Podemos concluir que somos justificados pela fé e pelas obras, uma vez que é impossível desconectar esses dois aspectos da justificação. Assim harmonizamos a obra de Jesus em nós (santificação/obras) com a obra de Jesus por nós (justificação na cruz/fé).

Infelizmente muitos professos cristãos estão vivendo um cristianismo destituído de obras, com uma fé morta. Ao mesmo tempo em que não devemos super-enfatizar as obras como meio de salvação, não podemos destituí-las de seu significado bíblico, ou seja, presente na vida daquele que manifesta fé verdadeira em Cristo.

Referências:
[i] Alberto R. Timm, O Movimento Adventista e a Justificação Pela Fé, (São Paulo, SP: Instituto Adventista de Ensino, 1988), 38. Esta ênfase minimiza o processo de santificação realizada pela obra de Cristo em nós.

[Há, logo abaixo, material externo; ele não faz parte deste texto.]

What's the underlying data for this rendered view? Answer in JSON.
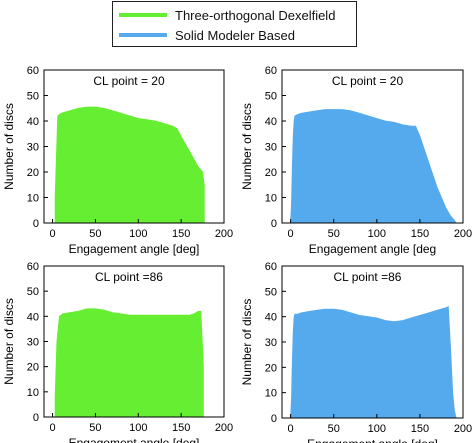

[ii] Russel Norman Champlin, O Novo Testamento Interpretado Versículo por Versículo, (São Paulo, SP: Editora Hagnos, 2002), 1 e 2.
[iii] Ellen G. White, Comentario Biblico Adventista del Séptimo Día, 7-A, Comentários de E. G. de White, (Buenos Aires: Asociacion Casa Editora Sudamericana, 1994), 948.
[iv] Nisto Cremos, (Tatuí, SP: Casa Publicadora Brasileira, 1997), 173.
[v] _____, O Novo Testamento Interpretado Versículo por Versículo, 51.
[vi] Francis D. Nichol, ed., The Seventh-day Adventist Bible Commentary (Hagertown, MD: Review and Herald Publishing Association, 1980) 523.